I was sitting around a table b********g about games with gamers instead of gaming, and one of them said that he wished he loved anything like I love Kingdomino. Someone pointed out that he was sitting next to his girlfriend, and she replied that she wished she loved anything like I love Kingdomino, too. I don’t know that I can explain that, but I will try.
Setup/Teach/Playtime | Ease of Teach | Age | Production | Toyness |
2/2/15 | Family | 5 | 2 | |
Theme | Strategy | Tactics | Luck | Interaction |
1 | 2 | 4 | 3 | 3 |
Theme Immersion | Player Count | Portability | Mechanic | Uniqueness |
1 | 2-? | 2 | Draft, Tile Laying | 4 |
I’ve heard it called painfully, joylessly, simple: you draft domino style two-sided tiles into a tableau you’re building around a twee little three dimensional castle, and score points based on the contiguous areas you build. The drafting mechanic is clever, with tiles laid out in order of their value and turn order determined by the tile you take on the previous turn. So if you take the most valuable tile in one round, you’ll be going last the next round. There are crowns on the tile that act as a multiplier, giving you points based on the number of crowns in a territory multiplied by its number of tiles. That’s pretty much the game.
So simple, but I find it elegant, and deep.
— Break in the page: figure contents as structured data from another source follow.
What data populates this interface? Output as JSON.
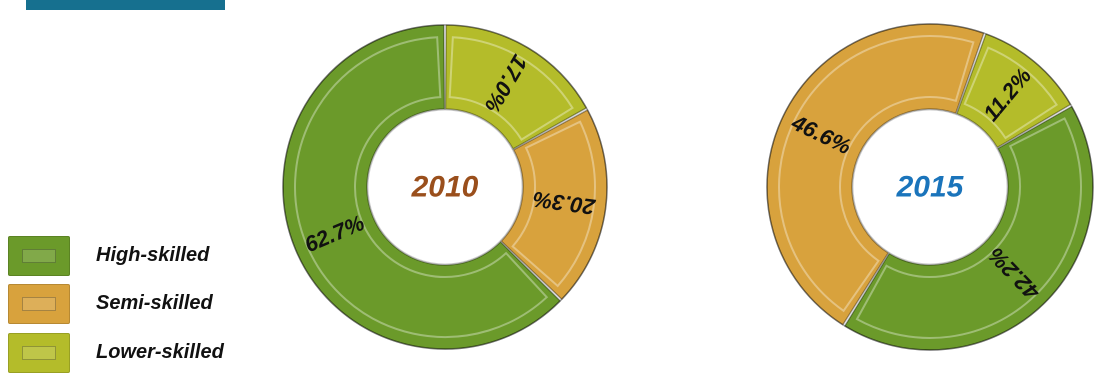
{
  "chart_data": [
    {
      "type": "pie",
      "center_label": "2010",
      "center_color": "#9a4f1c",
      "slices": [
        {
          "label": "Lower-skilled",
          "value": 17.0,
          "display": "17.0%"
        },
        {
          "label": "Semi-skilled",
          "value": 20.3,
          "display": "20.3%"
        },
        {
          "label": "High-skilled",
          "value": 62.7,
          "display": "62.7%"
        }
      ]
    },
    {
      "type": "pie",
      "center_label": "2015",
      "center_color": "#1a74bb",
      "slices": [
        {
          "label": "High-skilled",
          "value": 42.2,
          "display": "42.2%"
        },
        {
          "label": "Semi-skilled",
          "value": 46.6,
          "display": "46.6%"
        },
        {
          "label": "Lower-skilled",
          "value": 11.2,
          "display": "11.2%"
        }
      ]
    }
  ],
  "legend": [
    {
      "label": "High-skilled",
      "color": "#6b9a2a"
    },
    {
      "label": "Semi-skilled",
      "color": "#d8a23d"
    },
    {
      "label": "Lower-skilled",
      "color": "#b4bc2a"
    }
  ],
  "colors": {
    "High-skilled": "#6b9a2a",
    "Semi-skilled": "#d8a23d",
    "Lower-skilled": "#b4bc2a"
  }
}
This is especially true as you increase the size of your tableau, as the simple task of assembling a grid out of rectangles begins to break your brain. I’ve tracked more plays of it than any other game I’ve played. The takaway: this is a game I can teach and play and set up and tear down in 15-20 minutes, and play with my friends who don’t usually game. Kingdomino won the scpeil de yaris, which means something, including KD being too light for “gamers” to consider. I find it very impressive that I have trouble getting KD out at game nights, but not on a kitchen table.
So I get to play it with my best friend, who I’ve successfully taught two other games in four years. It’s easy to play, in the best and most comprehensive sense. And I’m still engaged, although I leave game night pissed if I haven’t played a ninety minute euro. I do now prefer, after a warm-up, to play 7×7, which is a suggested two player variant on the base game, in which you create a 5×5 grid. This is the favored play style of the games’ designer, Reiner Kinitzia, and mine, although I also like to go bigger.
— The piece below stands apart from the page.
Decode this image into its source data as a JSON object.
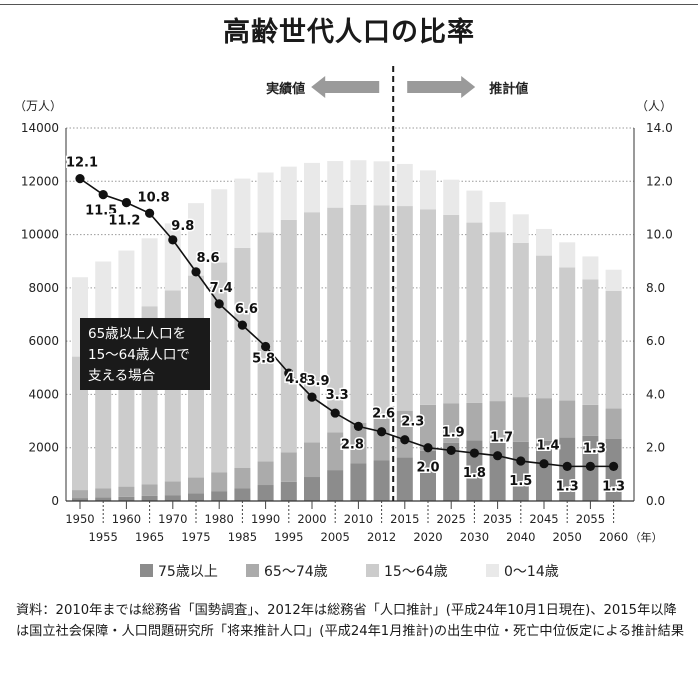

A 7×7 grid with two players is the most you can get out of the base game- if you only have one copy. I’ve played an 11×11 two player game of Kingdomino, and a 7×7 seven person game, the latter being my grandest accomplishment of GenCon 2018.
Technically it was a mixed game, containing both Kingdomino tiles and Queendomino tiles. Queendomino is a gamified, slightly more complicated variant, and adding one set of it to two sets of Kigdomino tiles let me run the game. Also made it wildly unbalanced. And incredibly fun, although you never know how much fun is really sleep deprivation when you don’t wrap a game until six in the morning. We were the only gamers left in the football stadium they open up for the con. A security gaurd came over just to ask what was keeping us going. The team I demo with has already, (CGE imps!), asked for a repeat this year.
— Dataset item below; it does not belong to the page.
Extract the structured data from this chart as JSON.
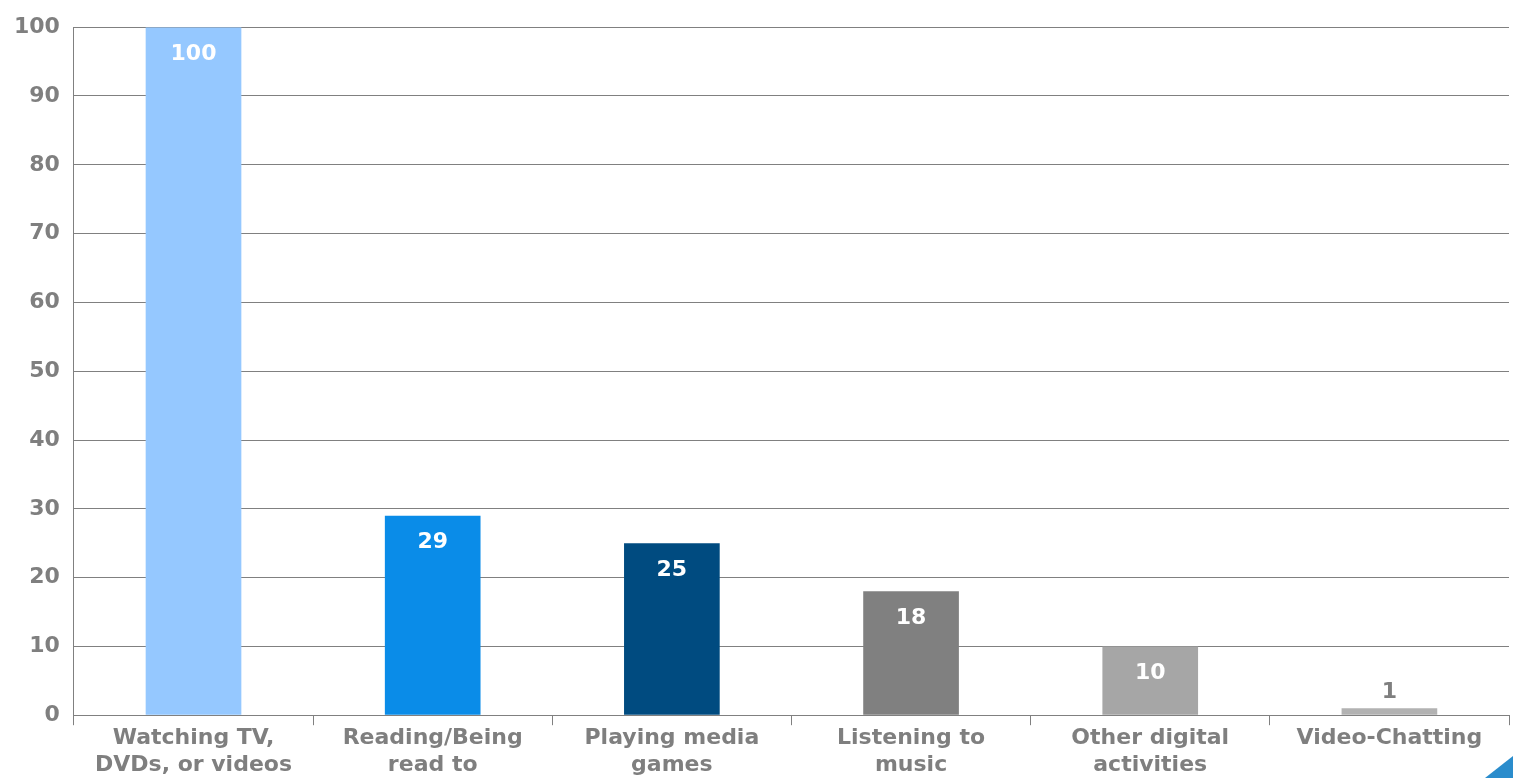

So Kingdomino’s simplicity means that you can play it with almost anyone, and expand it redonkulously. I’ve played it more than any other hobby game, and I still enjoy it. It’s cute, it’s portable, it’s cheap, (until you start compulsively buying more and more copies). In the debate between playing for the game and playing for the people, I tend to fall on the people side, and Kingdomino helps me remember that. In fact, I’m going to go try to find some copies I can trade for.